GiNN-BerlinKontor.—Wegen der BP-Ölkatastrophe im US-amerikanischen Golf von Mexiko hat der deutsche EU-Energiekommissar Günther OETTINGER die Mitgliedstaaten der Europäischen Union aufgefordert,  Tiefsee-Bohrungen bis auf weiteres auszusetzen.  Im April 2010  war die  “Deepwater Horizon”-Platform explodiert und gesunken. Seitdem strömen täglich Tausende Liter Rohöl ins Meer. “Neue Bohrungen können für die Zukunft und den Markt wichtig sein, aber sie müssen nicht zwingend in diesem Jahr sein”, sagte  Oettinger nach Gesprächen mit  Managern von Ölkonzernen in Brüssel.  Oettinger kritisierte vor allem die fehlenden Sicherheitsvorkehrungen und mangelhaften Kontrollen der Offshore-Ölbohrungen.

Der Energie-Kommissar will durchsetzen, dass alle großen Mineralölkonzerne ihre Notfallpläne an  die “weltweit höchsten Standards” anpassen. Oettiunger forderte zudem, dass die verantwortlichen Firmen die Kosten der Schadenbeseitigung nach Unfällen tragen.  Wie es heißt, will die EU entsprechende Gesetzesvorschläge noch im Herbst vorlegen.

Die Genehmigung und die Kontrolle von Ölbohrungen und Ölplattformen ist Sache der EU-Mitgliedstaaten.
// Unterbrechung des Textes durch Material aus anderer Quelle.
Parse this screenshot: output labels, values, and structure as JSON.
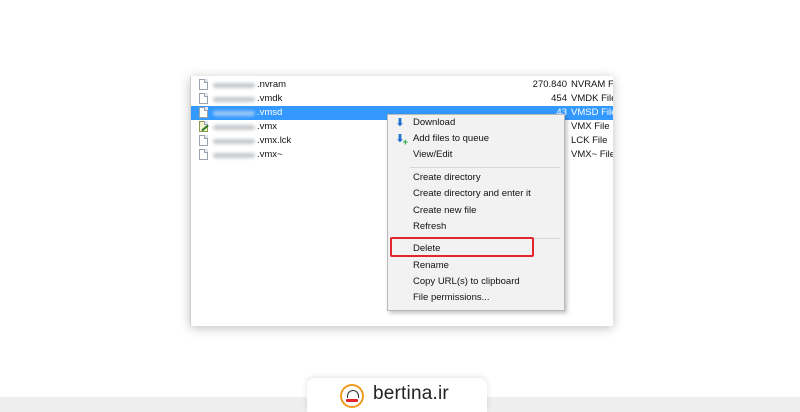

Die EU-Kommission kann jedoch  “Empfehlungen” abgeben.  So gibt es in Norwegen bereits ein Moratorium.  In der Nordsee sind nach EU-Angaben derzeit rund 400 Ölförderanlagen in Betrieb.

In Berlin begrüßte Bundeswirtschaftsminister Rainer BRÜDERLE (FDP) ausdrücklich ,  “dass sich Kommissar Oettinger dieses Themas persönlich und entschlossen für Europa annimmt”. Man müsse weitweit alles daran setzen, dass sich eine Katastrophe wie die im Golf von Mexiko nicht wiederholen kann. Die Ursachen müssten “lückenlos aufgeklärt, die Sicherheitsvorschriften grundlegend überprüft werden”, so Brüderle.

Der deutsche Offshore-Sektor bleibt mit nur zwei kleineren Fördereinrichtungen in Seegebieten mit einer Wassertiefe von unter 60 Metern weit hinter der Offshore-Förderung von Erdöl  – etwa durch Norwegen, Dänemark, die Niederlande und das Vereinigte Königreich – zurück. Gerade aber wegen der ungleichen geografischen Verteilung der Offshore-Ressourcen und der an sie gebundenen Risiken sei eine europaweit abgestimmte Vorgehensweise aus deutscher Sicht dringend geboten”, betonte der Bundesminister für Wirtschaft und Technologie in Berln.

In Europa unterhält die BP Europa SE (bis 01.01.2010 in Deutschland: Deutsche BP AG) ein Tankstellennetz und einen Schmierstoffmarkt. BP tritt hier unter den Marken Aral  und Castrol auf.

BP steht für „British Petroleum“ – ist heute  ein international tätiges Energieunternehmen mit Hauptsitz in London. Heute benutzt BP den Slogan “Beyond Petroleum”. Weltweit erwirtschaftete BP 2009 einen Konzernumsatz von  US $ 239 Milliarden  und beschäftigte über 80 000  Mitarbeiter. BP fördert täglich  83 Millionen Barrel Öläquivalent. Davon fördert BP täglich 4 Millionen Barrel (circa 57 %  Erdöl und etwa 43 % Erdgas). Das Unternehmen besitzt rund 22.400 Tankstellen und bedient täglich 13 Millionen Kunden.